Der deutsche Publizist, Autor und Zeitzeuge Cordt Schnibben legt mit dem OstWest-LSD-BeatClub-Roman eine meisterhafte Darstellung der frühen Siebziger vor.Auf den ersten Blick eine verzwickte deutsch-deutsche Liebesgeschichte: Carl aus Bremen, 18 Jahre alt, zieht aus Protest gegen seinen Nazi-Vater 1972 nach Ost-Berlin und verliebt sich in Mara - doch der Hippie fliegt aus der DDR. Nach dem Fall der Mauer sucht Carl seine große Liebe im Chaos des zerfallenden Sozialismus.Auf den zweiten Blick ein skurriler Agententhriller: Maras Vater, Stasi-Offizier im Westeinsatz, hält Carl für einen LSD-Dealer und Spitzel, den der westdeutsche Verfassungsschutz auf ihn angesetzt hat. Er ließ ihn damals in den Knast werfen.Auf den dritten Blick die berauschende Geschichte vom Aufstand im Spießbürger-Deutschland: Carl und seine Freunde Sylwia und Sigi - Kabelträger in der Bremer Kult-Sendung "Beat-Club" und Stammgäste in der Lila Eule - hören in den Songs von Jimi Hendrix und Janis Joplin das Vibrieren einer liberalen, weltoffenen Zeit.

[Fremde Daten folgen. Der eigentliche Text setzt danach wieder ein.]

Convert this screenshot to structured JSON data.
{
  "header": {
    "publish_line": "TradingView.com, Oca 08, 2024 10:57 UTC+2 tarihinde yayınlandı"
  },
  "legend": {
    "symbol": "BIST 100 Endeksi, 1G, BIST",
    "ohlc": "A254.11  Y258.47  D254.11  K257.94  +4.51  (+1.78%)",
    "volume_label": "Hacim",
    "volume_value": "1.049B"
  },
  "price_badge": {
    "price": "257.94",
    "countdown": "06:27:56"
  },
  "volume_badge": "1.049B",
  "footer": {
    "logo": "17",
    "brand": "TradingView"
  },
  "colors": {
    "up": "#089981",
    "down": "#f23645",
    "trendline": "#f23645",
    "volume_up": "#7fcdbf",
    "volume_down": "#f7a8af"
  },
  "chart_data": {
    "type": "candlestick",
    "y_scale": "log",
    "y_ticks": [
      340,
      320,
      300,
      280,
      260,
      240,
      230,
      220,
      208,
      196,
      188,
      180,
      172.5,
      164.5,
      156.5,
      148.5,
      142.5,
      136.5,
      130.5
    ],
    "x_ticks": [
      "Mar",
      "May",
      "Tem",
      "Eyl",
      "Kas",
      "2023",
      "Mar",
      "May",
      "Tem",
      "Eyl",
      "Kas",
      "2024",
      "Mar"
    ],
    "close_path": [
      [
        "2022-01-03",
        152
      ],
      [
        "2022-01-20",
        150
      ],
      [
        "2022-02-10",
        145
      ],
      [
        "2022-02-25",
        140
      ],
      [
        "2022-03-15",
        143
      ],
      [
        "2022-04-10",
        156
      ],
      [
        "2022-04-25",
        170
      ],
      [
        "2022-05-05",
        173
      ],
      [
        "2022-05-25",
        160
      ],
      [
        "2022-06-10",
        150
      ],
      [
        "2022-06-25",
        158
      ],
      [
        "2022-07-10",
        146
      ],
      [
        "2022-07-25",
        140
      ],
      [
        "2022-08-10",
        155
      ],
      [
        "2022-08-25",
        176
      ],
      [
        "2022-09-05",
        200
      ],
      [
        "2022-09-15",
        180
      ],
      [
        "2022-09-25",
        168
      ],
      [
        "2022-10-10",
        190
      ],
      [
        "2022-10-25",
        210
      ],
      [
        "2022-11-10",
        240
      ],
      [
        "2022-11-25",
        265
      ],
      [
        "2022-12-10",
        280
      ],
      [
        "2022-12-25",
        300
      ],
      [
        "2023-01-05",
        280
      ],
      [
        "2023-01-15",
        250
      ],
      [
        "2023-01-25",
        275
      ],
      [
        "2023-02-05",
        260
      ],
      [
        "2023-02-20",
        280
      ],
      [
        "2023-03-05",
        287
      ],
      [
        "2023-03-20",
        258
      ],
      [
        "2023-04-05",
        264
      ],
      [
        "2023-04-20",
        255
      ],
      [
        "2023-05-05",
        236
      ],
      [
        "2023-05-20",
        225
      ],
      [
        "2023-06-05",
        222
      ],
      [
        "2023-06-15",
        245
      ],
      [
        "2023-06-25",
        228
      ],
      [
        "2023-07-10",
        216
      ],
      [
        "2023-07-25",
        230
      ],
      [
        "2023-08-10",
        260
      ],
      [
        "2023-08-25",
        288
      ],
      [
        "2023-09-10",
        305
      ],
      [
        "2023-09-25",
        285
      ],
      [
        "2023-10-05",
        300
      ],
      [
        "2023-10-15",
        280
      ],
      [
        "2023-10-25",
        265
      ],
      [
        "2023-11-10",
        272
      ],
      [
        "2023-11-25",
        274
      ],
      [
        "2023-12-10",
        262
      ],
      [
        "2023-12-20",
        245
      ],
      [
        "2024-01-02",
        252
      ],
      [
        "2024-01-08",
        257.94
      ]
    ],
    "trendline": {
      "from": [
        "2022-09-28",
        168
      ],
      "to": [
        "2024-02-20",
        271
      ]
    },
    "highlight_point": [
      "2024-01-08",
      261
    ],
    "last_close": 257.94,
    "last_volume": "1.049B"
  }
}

Nach dem Mauerfall treffen sich die drei Freunde in der anarchistischen Technoszene Ost-Berlins wieder und stellen sich die große Frage: Warum ist der Mensch schlau genug, um zu erkennen, wie er die Welt besser machen kann, aber dumm genug, um daran immer wieder zu scheitern? Ein hochaktueller Trip durch eine Zeit, in der sich vieles entwickelte, was im gegenwärtigen Rollback hin zum nationalistischen Dödel-Deutschland wieder abgeräumt werden soll.
"Eine Achterbahnfahrt, die sehnsüchtig macht: wüst und fein, brüllend lustig und tief traurig, zum Lieben und Fürchten." - Doris Dörrie
Perlentaucher-Notiz zur Dlf-Rezension
Rezensent Tobias Lehmkuhl fühlt sich nicht schlecht unterhalten von Cordt Schnibbens - man kann wohl tatsächlich sagen: autofiktionalem Roman, denn von einer Autobiografie kann nicht mehr wirklich die Rede sein, angesichts der Masse halluzinogener Drogen, die darin konsumiert wird, und der erzählerischen Distanz, die Schnibben zu seinem Alter Ego schon dadurch einnimmt, dass er ihm einen eigenen Namen gibt: Carl Lederer. Als westdeutscher Linksradikaler und später als Reporter geht dieser Lederer nach Ost-Berlin, trifft dort allerlei interessante Persönlichkeiten, verliebt sich, konsumiert jede Menge LSD, hilft bei der Eröffnung eines der ersten Berliner Techno-Clubs, usw. Vor allem aber ist er auf der Suche - nach einer ganz bestimmten Frau, eine Suche, die sich als roter Faden durch die Erzählung zieht, lesen wir. Schnibben erzählt davon in einem Mix stilistischer Entlehnungen von Sven Regener, Lutz Seiler und Frank Witzel - nicht schlecht, aber eben auch nicht neu oder eigen. So fragt sich Lehmkuhl am Ende dieses 500-Seiten starken Debütromans: Warum? Was hat das alles mit mir und der Gegenwart zu tun? Wozu diesen Text lesen, wenn der Anspruch ist, mehr daraus zu gewinnen, als ein paar Stunden guter Unterhaltung oder nostalgischen Schwelgens in Erinnerungen?